The HBM Shortage Is Powering the Rally
Whether Micron can reach $2,000 next year comes down almost entirely to supply, and that story begins with the company's HBM, or high bandwidth memory, capacity. Micron sold out its entire 2026 production months ago, a point CEO Sanjay Mehrotra confirmed on an earnings call late last year. Scarcity like that almost never shows up in the memory business, and it goes a long way toward explaining why traders have bid the stock up so aggressively this year.
Sanjay Mehrotra said:
Our Q2 outlook reflects substantial records across revenue, gross margin, EPS and free cash flow, and we anticipate our business performance to continue strengthening through fiscal 2026.
Micron's AI memory growth flows almost completely from HBM orders tied to AI data centers, and that is really the heart of the $2,000 debate. Analysts expect the HBM market to swell from around $35 billion in 2025 to roughly $100 billion by 2028, while Micron says it can fill only about half to two-thirds of what customers are currently asking for. An oversold market like that tends to hold prices high for a while, even if the imbalance does not last forever. If the stock does touch $2,000 in 2026, this shortage will have to do most of the heavy lifting.

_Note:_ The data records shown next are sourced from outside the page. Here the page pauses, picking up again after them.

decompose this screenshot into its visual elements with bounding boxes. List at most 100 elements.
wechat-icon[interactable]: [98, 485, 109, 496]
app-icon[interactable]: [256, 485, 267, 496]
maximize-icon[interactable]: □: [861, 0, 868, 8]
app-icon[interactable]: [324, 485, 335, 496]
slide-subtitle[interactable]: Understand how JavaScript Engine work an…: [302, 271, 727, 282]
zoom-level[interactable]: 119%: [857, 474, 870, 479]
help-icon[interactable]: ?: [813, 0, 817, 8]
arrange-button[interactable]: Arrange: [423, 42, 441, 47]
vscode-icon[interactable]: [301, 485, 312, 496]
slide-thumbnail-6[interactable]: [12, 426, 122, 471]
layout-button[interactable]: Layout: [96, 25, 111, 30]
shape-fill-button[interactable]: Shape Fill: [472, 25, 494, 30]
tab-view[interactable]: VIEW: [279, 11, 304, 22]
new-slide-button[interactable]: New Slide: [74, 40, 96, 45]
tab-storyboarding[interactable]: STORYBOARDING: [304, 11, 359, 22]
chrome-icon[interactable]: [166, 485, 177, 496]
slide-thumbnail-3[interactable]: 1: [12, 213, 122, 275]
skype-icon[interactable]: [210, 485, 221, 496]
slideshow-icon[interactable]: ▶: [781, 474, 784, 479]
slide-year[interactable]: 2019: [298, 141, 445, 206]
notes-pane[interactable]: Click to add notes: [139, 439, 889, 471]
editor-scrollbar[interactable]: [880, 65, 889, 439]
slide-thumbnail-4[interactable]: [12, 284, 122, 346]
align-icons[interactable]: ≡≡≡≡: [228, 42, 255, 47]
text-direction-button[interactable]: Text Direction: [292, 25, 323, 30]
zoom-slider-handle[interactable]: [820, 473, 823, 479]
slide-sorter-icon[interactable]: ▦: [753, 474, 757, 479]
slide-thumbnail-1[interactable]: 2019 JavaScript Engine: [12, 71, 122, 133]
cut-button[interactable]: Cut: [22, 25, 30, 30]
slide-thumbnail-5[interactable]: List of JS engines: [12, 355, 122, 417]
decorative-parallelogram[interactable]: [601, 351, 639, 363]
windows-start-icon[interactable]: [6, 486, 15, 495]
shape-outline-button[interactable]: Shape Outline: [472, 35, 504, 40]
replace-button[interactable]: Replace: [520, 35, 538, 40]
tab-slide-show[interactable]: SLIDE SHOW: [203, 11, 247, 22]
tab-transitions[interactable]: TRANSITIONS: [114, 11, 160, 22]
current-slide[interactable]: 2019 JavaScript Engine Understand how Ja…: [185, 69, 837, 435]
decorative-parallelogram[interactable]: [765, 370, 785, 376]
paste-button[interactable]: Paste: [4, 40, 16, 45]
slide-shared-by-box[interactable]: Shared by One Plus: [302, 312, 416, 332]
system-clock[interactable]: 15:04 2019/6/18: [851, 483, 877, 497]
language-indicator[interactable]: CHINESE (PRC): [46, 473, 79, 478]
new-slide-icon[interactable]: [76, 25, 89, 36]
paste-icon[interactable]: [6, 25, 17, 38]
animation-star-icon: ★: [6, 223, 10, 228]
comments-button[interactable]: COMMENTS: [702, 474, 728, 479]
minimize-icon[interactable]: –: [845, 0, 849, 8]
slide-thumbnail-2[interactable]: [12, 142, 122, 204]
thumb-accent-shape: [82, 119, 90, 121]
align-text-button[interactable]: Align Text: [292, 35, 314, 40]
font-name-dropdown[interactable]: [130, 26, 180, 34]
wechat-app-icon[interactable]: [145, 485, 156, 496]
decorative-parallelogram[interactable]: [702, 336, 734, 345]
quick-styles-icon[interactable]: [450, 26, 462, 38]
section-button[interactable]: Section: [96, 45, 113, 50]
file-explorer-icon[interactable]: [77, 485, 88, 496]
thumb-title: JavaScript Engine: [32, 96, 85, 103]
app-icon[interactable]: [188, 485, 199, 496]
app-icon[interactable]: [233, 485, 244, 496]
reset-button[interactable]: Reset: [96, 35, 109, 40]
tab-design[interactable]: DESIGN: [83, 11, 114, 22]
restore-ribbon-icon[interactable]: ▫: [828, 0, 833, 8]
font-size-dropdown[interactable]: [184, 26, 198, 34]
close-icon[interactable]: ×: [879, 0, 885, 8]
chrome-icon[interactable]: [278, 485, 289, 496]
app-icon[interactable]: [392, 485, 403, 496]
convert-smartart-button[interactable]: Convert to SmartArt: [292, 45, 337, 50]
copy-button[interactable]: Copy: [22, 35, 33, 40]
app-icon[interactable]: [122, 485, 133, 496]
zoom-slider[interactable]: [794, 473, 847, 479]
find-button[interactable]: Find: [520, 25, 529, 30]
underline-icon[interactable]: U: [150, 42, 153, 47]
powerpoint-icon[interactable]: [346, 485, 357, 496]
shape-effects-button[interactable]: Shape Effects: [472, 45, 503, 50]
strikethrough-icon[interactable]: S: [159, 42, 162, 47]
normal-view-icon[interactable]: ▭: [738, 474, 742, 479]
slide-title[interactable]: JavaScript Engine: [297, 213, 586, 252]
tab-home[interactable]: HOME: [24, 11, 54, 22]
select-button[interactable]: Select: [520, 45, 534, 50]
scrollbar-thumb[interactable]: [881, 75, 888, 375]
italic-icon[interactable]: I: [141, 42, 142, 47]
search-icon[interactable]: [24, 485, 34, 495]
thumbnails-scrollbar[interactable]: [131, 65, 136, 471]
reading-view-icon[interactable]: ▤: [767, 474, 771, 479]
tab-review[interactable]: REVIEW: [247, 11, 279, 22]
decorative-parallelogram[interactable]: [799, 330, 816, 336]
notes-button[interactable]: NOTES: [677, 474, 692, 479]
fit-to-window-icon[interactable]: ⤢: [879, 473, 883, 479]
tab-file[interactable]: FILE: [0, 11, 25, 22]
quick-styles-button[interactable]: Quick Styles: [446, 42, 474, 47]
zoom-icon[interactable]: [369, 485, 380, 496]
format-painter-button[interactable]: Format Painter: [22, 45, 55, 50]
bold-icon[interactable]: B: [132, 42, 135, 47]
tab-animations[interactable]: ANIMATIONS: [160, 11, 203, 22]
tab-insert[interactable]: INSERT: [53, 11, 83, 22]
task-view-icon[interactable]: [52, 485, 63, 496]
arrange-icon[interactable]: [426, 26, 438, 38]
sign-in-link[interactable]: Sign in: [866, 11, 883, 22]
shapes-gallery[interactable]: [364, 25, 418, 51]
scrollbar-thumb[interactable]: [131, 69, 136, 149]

What Analysts Actually Model for 2026
Look only at the figures Wall Street is genuinely working with and the gap becomes obvious. Most realistic 2026 forecasts top out somewhere between $1,500 and $1,750, not $2,000. The average 12-month target sits closer to $1,000 right now, even with 44 analysts rating the stock a Strong Buy.
The longer view tells a different story. Micron keeps adding capacity every quarter, something Mehrotra has pointed out more than once, so supply is slowly starting to catch up, just at a pace behind demand. Whether the stock hits $2,000 specifically in 2026, or simply lands somewhere lower until 2027, depends on how quickly that new capacity comes online.
So Will It Get There in 2026?
Not at this stage, and probably not by year's end either. The HBM shortage is real and the AI memory growth story remains intact, yet most 2026 forecasts still land well under $2,000. A move that big looks far more plausible around 2027 or 2028, once another couple of years of capacity and earnings catch up with demand that is currently outrunning everything Micron can produce. Nothing in the data right now points to $2,000 in 2026, but the long-term setup still looks strong.